The Next Level of Application Performance Management (APM) in the Cloud

Cloud Management

The Next Level of Application Performance Management (APM) in the Cloud

By TMCnet Special Guest
Michael Kopp, Compuware
  |  January 25, 2013

This article originally appeared in the Q1 -2013 edition of Cloud Computing Magazine.

Businesses expect many benefits when they move to the cloud, including greater business agility, significant cost-savings and of course, increased profitability. Careful application performance management (APM (News - Alert)) can be the key to achieving these benefits, in more ways than one.

Recently, there has been a lot of discussion around the importance of APM in the public cloud, particularly as it pertains to ensuring strong end-user application experiences. The cloud is opaque, meaning that cloud customers often have little insight into the inner workings and capacity management decisions of their chosen cloud service provider. The only way to know for sure that your end users are having a fast, reliable experience with your application is to measure this performance from the true end-user perspective on the “other side” of the cloud, and use these insights as a basis for establishing and upholding application performance-focused SLAs. In addition, you need end-to-end, deep-dive diagnostics to help you identify the source of performance problems, to determine if a problem is based in the cloud, your own data center or another element in the application delivery chain.

Many businesses have made significant progress in using APM to ensure a high level of cloud application performance. They may have reached a point that their applications are fast enough, but this is no time to stop doing APM in the cloud. There’s tremendous benefit to be gained by having a better understanding of the inner workings of cloud-based applications. The next level of APM in the cloud is all about optimizing the cost structure of your cloud-based application, which, just like application performance, has a direct impact on cloud return-on-investment.

Put another way, at a certain point, it’s no longer just about making applications faster – it’s also about making applications more efficient from a cost perspective, and this needs to be taken into consideration at every step of the application development process. Consider a search function – you need to optimize it so that it delivers better results and is not executed five or more times by every user. This can be considered functional optimization, but also lowers the operational cost, because in the cloud every transaction has a dollar value attached to it.

Making less database access calls per search transaction, while not making the search faster at all, can save money. This is because most cloud providers charge on a per operation – e.g. per SQL – basis. Thus optimizing the number of SQLs might be more cost effective than saving CPU! In this approach, businesses completely sidestep the question of resource optimization and go straight to where it matters – cost optimization. The fact is, we don’t really care about resource usage in a public cloud at all. We care about the true end-result – application SLAs and about cost effectiveness.
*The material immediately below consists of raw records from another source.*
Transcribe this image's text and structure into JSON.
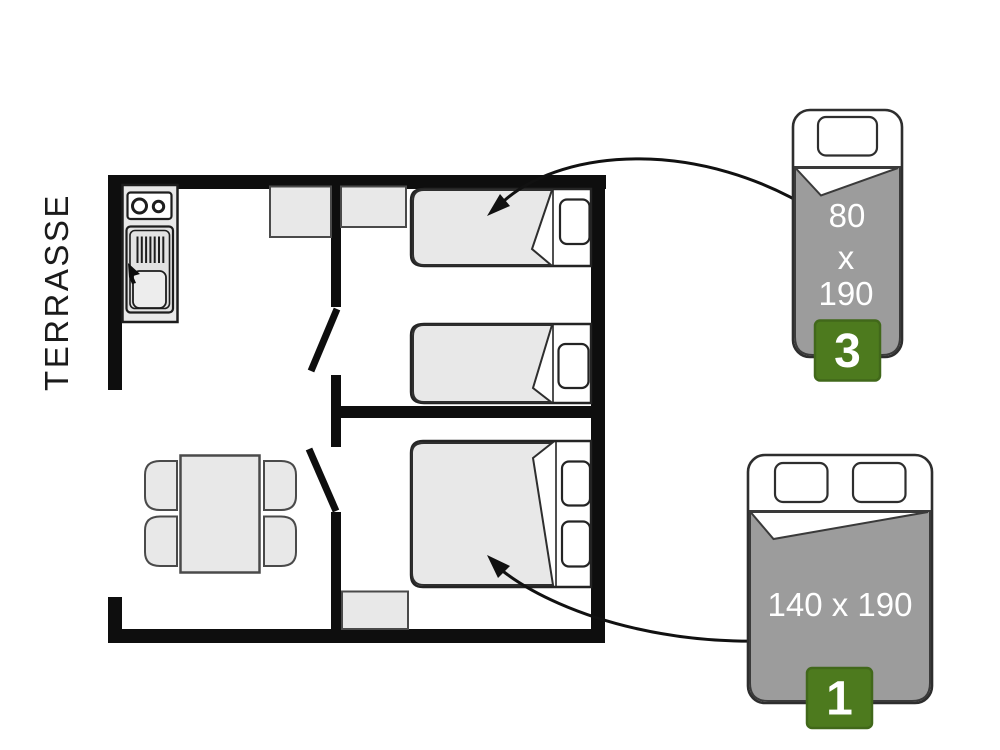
{
  "terrace": {
    "label": "TERRASSE"
  },
  "legend": {
    "single_bed": {
      "size_width": "80",
      "size_sep": "x",
      "size_length": "190",
      "count": "3"
    },
    "double_bed": {
      "size": "140 x 190",
      "count": "1"
    }
  },
  "colors": {
    "wall": "#0e0e0e",
    "arrow": "#111111",
    "furniture_fill": "#e8e8e8",
    "furniture_stroke": "#4a4a4a",
    "bed_stroke": "#242424",
    "blanket_gray": "#9c9c9c",
    "blanket_stroke": "#3a3a3a",
    "badge_green": "#4d7a1e",
    "badge_border": "#41681a",
    "label_white": "#ffffff",
    "terrace_text": "#1b1b1b"
  }
}
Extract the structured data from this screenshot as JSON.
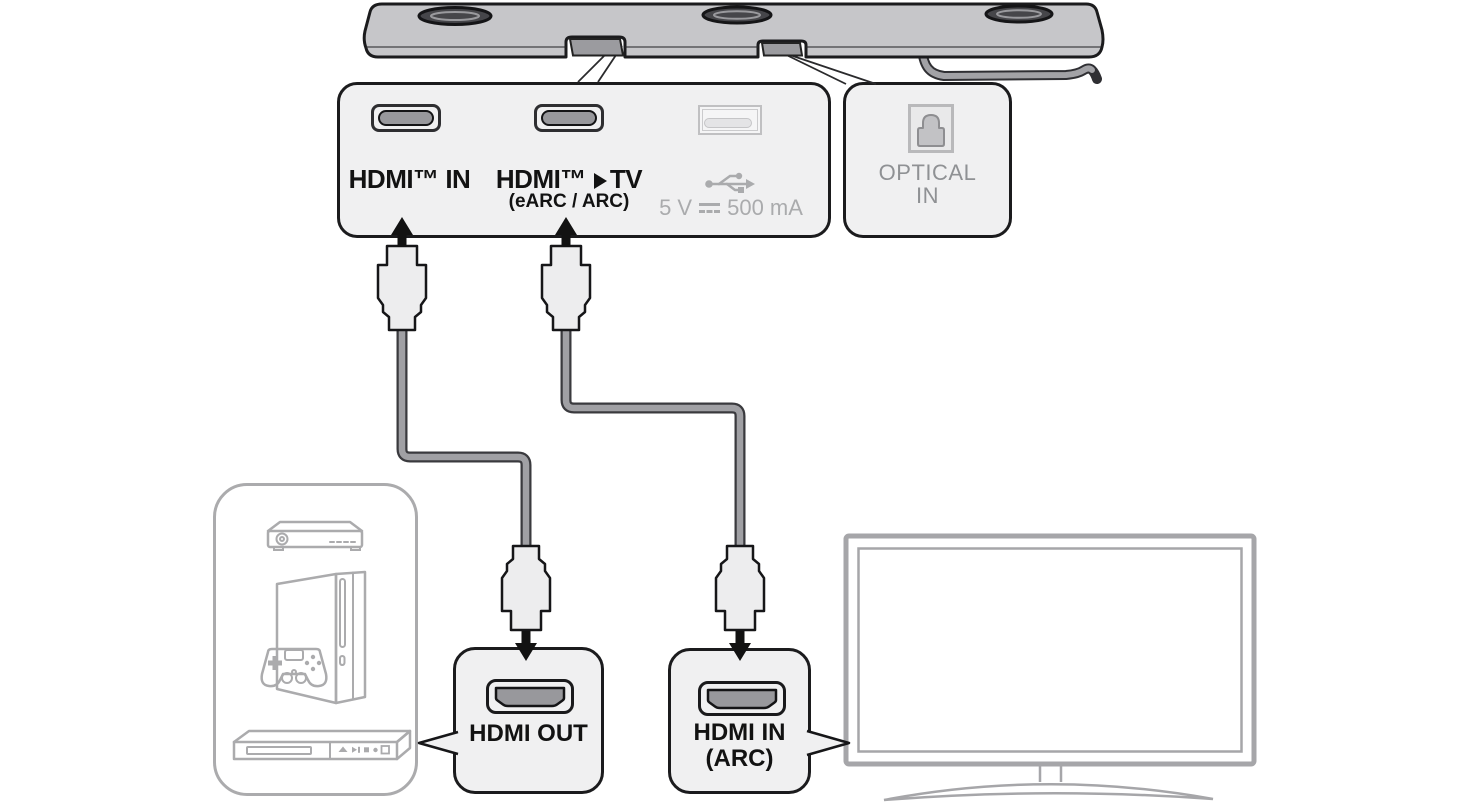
{
  "soundbar_panel": {
    "hdmi_in": {
      "label": "HDMI™ IN"
    },
    "hdmi_tv": {
      "label_prefix": "HDMI™",
      "label_suffix": "TV",
      "sublabel": "(eARC / ARC)"
    },
    "usb": {
      "rating_prefix": "5 V",
      "rating_suffix": "500 mA"
    }
  },
  "optical_panel": {
    "line1": "OPTICAL",
    "line2": "IN"
  },
  "hdmi_out_box": {
    "label": "HDMI OUT"
  },
  "hdmi_in_arc_box": {
    "line1": "HDMI IN",
    "line2": "(ARC)"
  },
  "icons": {
    "hdmi_tv_arrow": "play-triangle",
    "usb_symbol": "usb-trident",
    "dc_symbol": "dc-solid-over-dashed",
    "optical_port": "toslink-port",
    "hdmi_port": "hdmi-connector-profile"
  },
  "colors": {
    "outline-dark": "#1b1b1d",
    "panel-fill": "#f0f0f1",
    "panel-border": "#1b1b1d",
    "port-dark": "#98989c",
    "gray-label": "#8f9194",
    "usb-gray": "#aaabad",
    "usb-port-border": "#c0c0c2",
    "device-outline": "#ababad",
    "tv-outline": "#a6a6a9",
    "cable-gray": "#a0a0a4",
    "cable-edge": "#3a3a3e",
    "soundbar-fill": "#c6c6c9",
    "soundbar-recess": "#9b9b9f",
    "arrow-black": "#121212",
    "connector-fill": "#ededee"
  }
}
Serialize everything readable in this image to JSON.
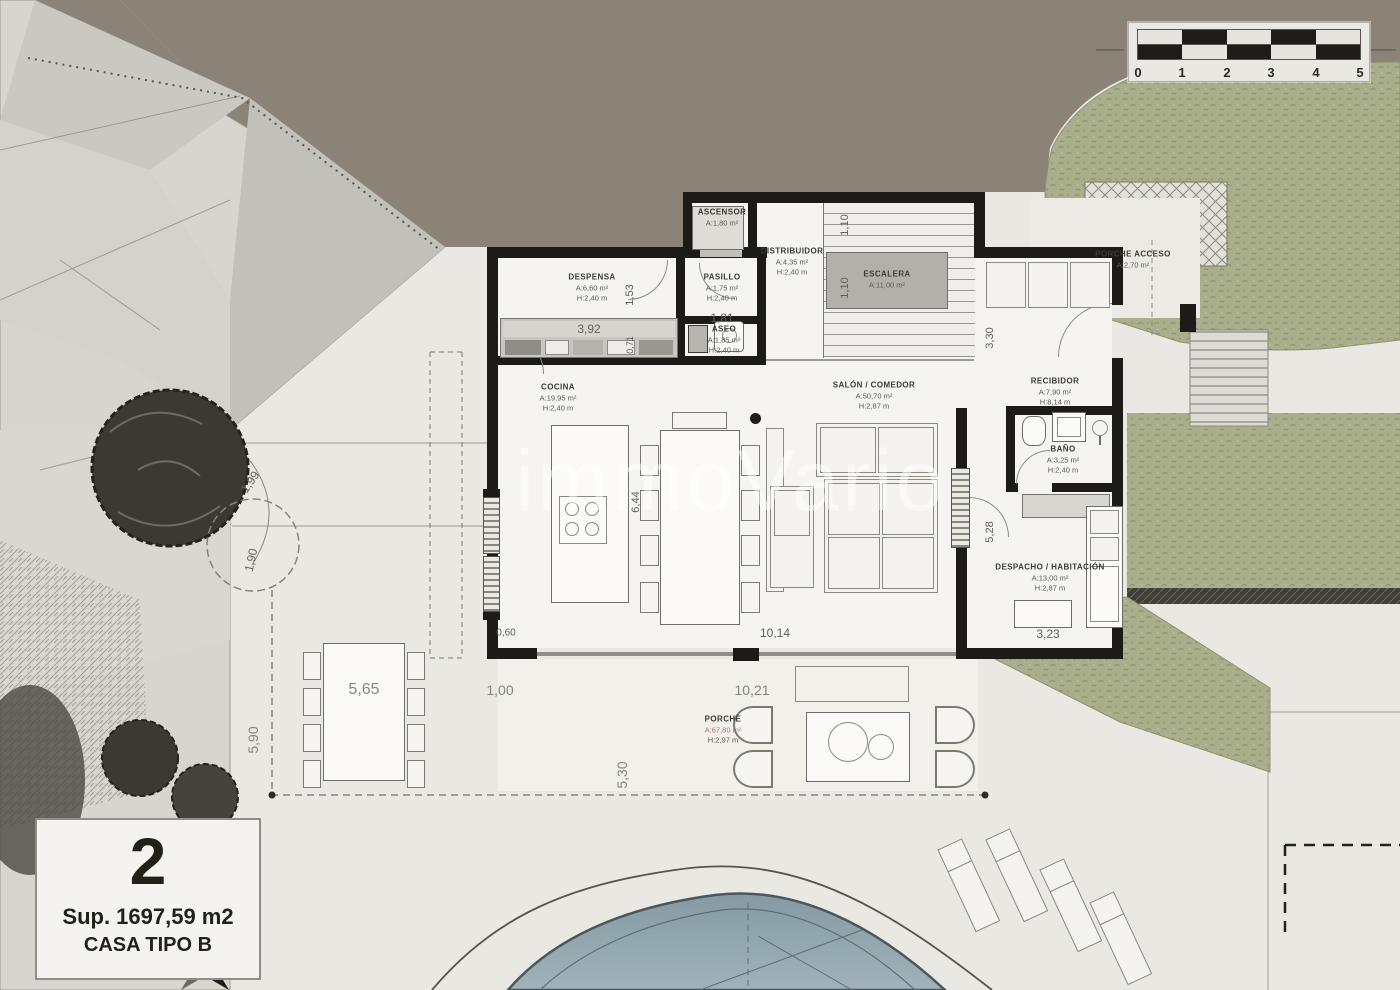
{
  "watermark": "immoVario",
  "title_box": {
    "plot_number": "2",
    "surface": "Sup. 1697,59 m2",
    "house_type": "CASA TIPO B"
  },
  "scale_bar": {
    "ticks": [
      "0",
      "1",
      "2",
      "3",
      "4",
      "5"
    ]
  },
  "rooms": [
    {
      "id": "ascensor",
      "name": "ASCENSOR",
      "area": "A:1,80 m²",
      "height": ""
    },
    {
      "id": "distribuidor",
      "name": "DISTRIBUIDOR",
      "area": "A:4,35 m²",
      "height": "H:2,40 m"
    },
    {
      "id": "escalera",
      "name": "ESCALERA",
      "area": "A:11,00 m²",
      "height": ""
    },
    {
      "id": "despensa",
      "name": "DESPENSA",
      "area": "A:6,60 m²",
      "height": "H:2,40 m"
    },
    {
      "id": "pasillo",
      "name": "PASILLO",
      "area": "A:1,75 m²",
      "height": "H:2,40 m"
    },
    {
      "id": "aseo",
      "name": "ASEO",
      "area": "A:1,85 m²",
      "height": "H:2,40 m"
    },
    {
      "id": "cocina",
      "name": "COCINA",
      "area": "A:19,95 m²",
      "height": "H:2,40 m"
    },
    {
      "id": "salon",
      "name": "SALÓN / COMEDOR",
      "area": "A:50,70 m²",
      "height": "H:2,87 m"
    },
    {
      "id": "recibidor",
      "name": "RECIBIDOR",
      "area": "A:7,90 m²",
      "height": "H:8,14 m"
    },
    {
      "id": "bano",
      "name": "BAÑO",
      "area": "A:3,25 m²",
      "height": "H:2,40 m"
    },
    {
      "id": "despacho",
      "name": "DESPACHO / HABITACIÓN",
      "area": "A:13,00 m²",
      "height": "H:2,87 m"
    },
    {
      "id": "porche",
      "name": "PORCHE",
      "area": "A:67,80 m²",
      "height": "H:2,97 m"
    },
    {
      "id": "porche_acceso",
      "name": "PORCHE ACCESO",
      "area": "A:2,70 m²",
      "height": ""
    }
  ],
  "dims": {
    "despensa_cabinets": "3,92",
    "aseo_width": "1,81",
    "despensa_side": "1,53",
    "aseo_side": "0,71",
    "stair_flight_upper": "1,10",
    "stair_flight_lower": "1,10",
    "recibidor_side": "3,30",
    "despacho_side": "5,28",
    "cocina_length": "6,44",
    "salon_width": "10,14",
    "despacho_width": "3,23",
    "wall_segment": "0,60",
    "porch_offset": "1,00",
    "porch_width": "10,21",
    "outdoor_table": "5,65",
    "terrace_side": "5,90",
    "porch_depth": "5,30",
    "slope_upper": "1,99",
    "slope_lower": "1,90"
  },
  "colors": {
    "dark_band": "#8b8377",
    "vegetation": "#a9ae8b",
    "pool": "#92a8b1",
    "porch_area_text": "#b5736b"
  }
}
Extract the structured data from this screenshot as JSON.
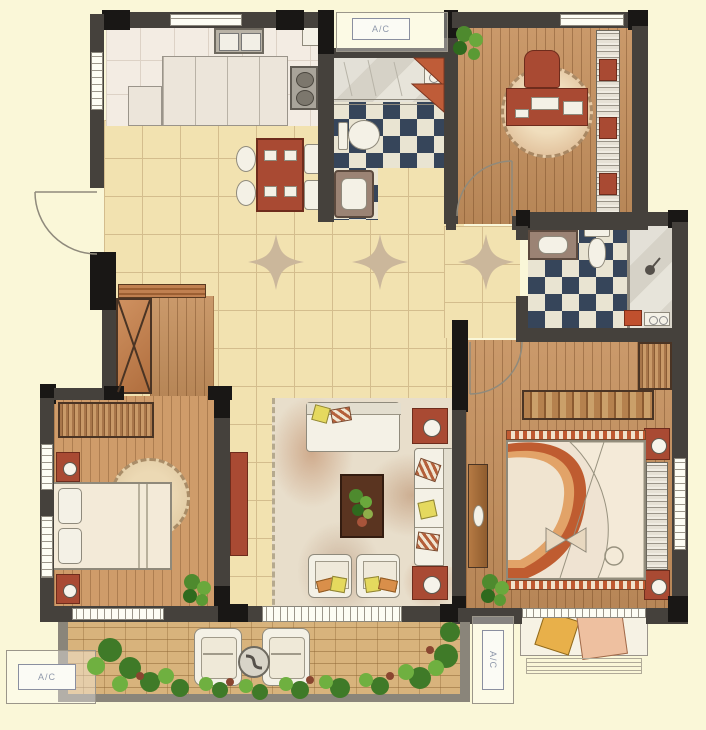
{
  "title": "Residential floor plan (watercolor style)",
  "labels": {
    "ac_top": "A/C",
    "ac_bottom_left": "A/C",
    "ac_bottom_right": "A/C"
  },
  "rooms": [
    {
      "id": "kitchen"
    },
    {
      "id": "dining-area"
    },
    {
      "id": "bathroom-1"
    },
    {
      "id": "study"
    },
    {
      "id": "entry-hall"
    },
    {
      "id": "hall-wardrobe"
    },
    {
      "id": "vestibule"
    },
    {
      "id": "bathroom-2"
    },
    {
      "id": "bedroom-2"
    },
    {
      "id": "living-room"
    },
    {
      "id": "master-bedroom"
    },
    {
      "id": "bay-window"
    },
    {
      "id": "balcony"
    }
  ],
  "colors": {
    "background": "#faf7d8",
    "wall": "#45413c",
    "wallDark": "#191715",
    "tile": "#f2e2b0",
    "tileLine": "#d4bd8d",
    "star": "#cbb79b",
    "kitchenFloor": "#f3ece3",
    "wood": "#c6915e",
    "wood2": "#cf9c6a",
    "checkNavy": "#36455a",
    "checkCream": "#e9e4d2",
    "red": "#a94a33",
    "white": "#f4f1e6",
    "rug": "#e8decb",
    "quilt": "#bf5c30",
    "quiltLight": "#e2a368",
    "green": "#4e8a2e",
    "greenDark": "#2f6a1e",
    "brick": "#d8b37c",
    "acText": "#8f98ab"
  }
}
Another example is the purchase function. Are there any features that consume a lot of resources in the cloud – product tours or images, for example, that end-users spend a lot of time on? This could be driving up your costs in the cloud. Businesses need to know the cost structure of a transaction and how much revenue it generates in order to set priorities, and so transactions leading up to conversion can be optimized both functionally and cost-wise.

For many companies, one of the primary perceived advantages of moving to the public cloud is elastic scaling. Elastic scaling avoids the old way of capacity planning and big expenses upfront; instead businesses can increase the size of their environments as their load increases. But elastic scaling also has a disadvantage – over-consuming planned capacity can happen easily since there is no hard limit, which often leads to exceeding cost-estimations. It’s therefore critical to directly understand how end users interact with an application (where APM in the form of end-user experience monitoring comes in) and how the application handles the load. Not having this information is operational blindness and comparable to simply passing on the company credit card. 

In summary, end-to-end user experience management enables us to understand our users’ behavior and how performance affects conversion rates and our business. But in a public cloud this is only half of the APM story. Only if we can accomplish both – satisfy end-user expectations for fast, reliable applications while keeping costs down – can we be successful in the cloud and improve our business performance as a result of using the cloud.

Michael Kopp is the technology strategist of Compuware (News - Alert).